By Mark Bell | October 2, 2011

Bugeaters is a documentary by filmmaker Jim Fields about the first decade of existence for the University of Nebraska football team. High on detail and stylistic reenactments, this film is a fun historical record for University of Nebraska fanatics, and a nice, educational diversion for football fans in general.

As I mentioned above, this film is detailed, going year-for-year through that first decade from 1890-1900, recounting the different games and scores the Bugeaters played, complete with any notable events or contexts. Some of it is funny; the beginnings of American football are about as primitive and silly-looking as you can imagine, like a less refined rugby (think about that). Other moments are sad though unfortunately historically accurate, such as their onetime star player being African American and the fallout as the team found themselves faced with prejudice from other collegiate opponents.

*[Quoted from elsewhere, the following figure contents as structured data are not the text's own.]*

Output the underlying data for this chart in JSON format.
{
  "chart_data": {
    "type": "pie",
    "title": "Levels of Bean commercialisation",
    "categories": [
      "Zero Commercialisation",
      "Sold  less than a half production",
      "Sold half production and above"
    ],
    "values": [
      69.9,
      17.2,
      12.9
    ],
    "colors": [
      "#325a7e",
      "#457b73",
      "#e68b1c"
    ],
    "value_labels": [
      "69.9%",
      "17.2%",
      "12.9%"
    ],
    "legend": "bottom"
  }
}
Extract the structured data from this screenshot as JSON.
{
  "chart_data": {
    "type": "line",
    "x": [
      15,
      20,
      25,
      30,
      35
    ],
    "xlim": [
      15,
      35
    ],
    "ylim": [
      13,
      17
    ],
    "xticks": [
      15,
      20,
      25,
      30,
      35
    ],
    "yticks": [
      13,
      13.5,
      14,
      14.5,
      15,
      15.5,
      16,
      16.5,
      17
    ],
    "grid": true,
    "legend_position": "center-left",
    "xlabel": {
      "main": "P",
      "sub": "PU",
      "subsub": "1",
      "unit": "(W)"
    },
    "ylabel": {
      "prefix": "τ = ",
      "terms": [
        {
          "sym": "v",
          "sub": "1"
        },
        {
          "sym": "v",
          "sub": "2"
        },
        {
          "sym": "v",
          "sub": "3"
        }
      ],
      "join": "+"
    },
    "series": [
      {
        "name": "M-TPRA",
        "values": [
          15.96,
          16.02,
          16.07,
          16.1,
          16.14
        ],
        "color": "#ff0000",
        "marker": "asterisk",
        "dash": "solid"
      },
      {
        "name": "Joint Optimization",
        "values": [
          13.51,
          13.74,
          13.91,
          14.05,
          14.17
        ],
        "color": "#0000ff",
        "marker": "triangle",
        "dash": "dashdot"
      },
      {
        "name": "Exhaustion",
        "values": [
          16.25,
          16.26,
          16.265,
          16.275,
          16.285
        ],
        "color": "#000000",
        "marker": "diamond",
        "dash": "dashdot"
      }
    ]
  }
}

While the film has a number of talking head historians explaining the world of the Bugeaters, the games are primarily relayed in a combination of stylistic reenactments while newspaper accounts of the matches are read via voice-over, or acted out in first-person (such as when an interview subject is being quoted in said article). It’s a nice mix, and it keeps the information, otherwise unnecessary for only the most completist Nebraska devotees, entertaining enough. At a certain point it does feel like too much information to process, but I’m also not someone who lives and breathes Nebraska football. Had this been about the first decade of the Philadelphia Flyers, for example, I’d probably be right there with it all along.

Bugeaters is a nice history for those obsessed with University of Nebraska football, and entertaining and educational for sports fans otherwise. I learned far more about the early history of football, particularly collegiate football, than I knew previously, and regardless of whether I can tell you the score of a Nebraska-Iowa game in 1896, those little historical tidbits are what will stick with me.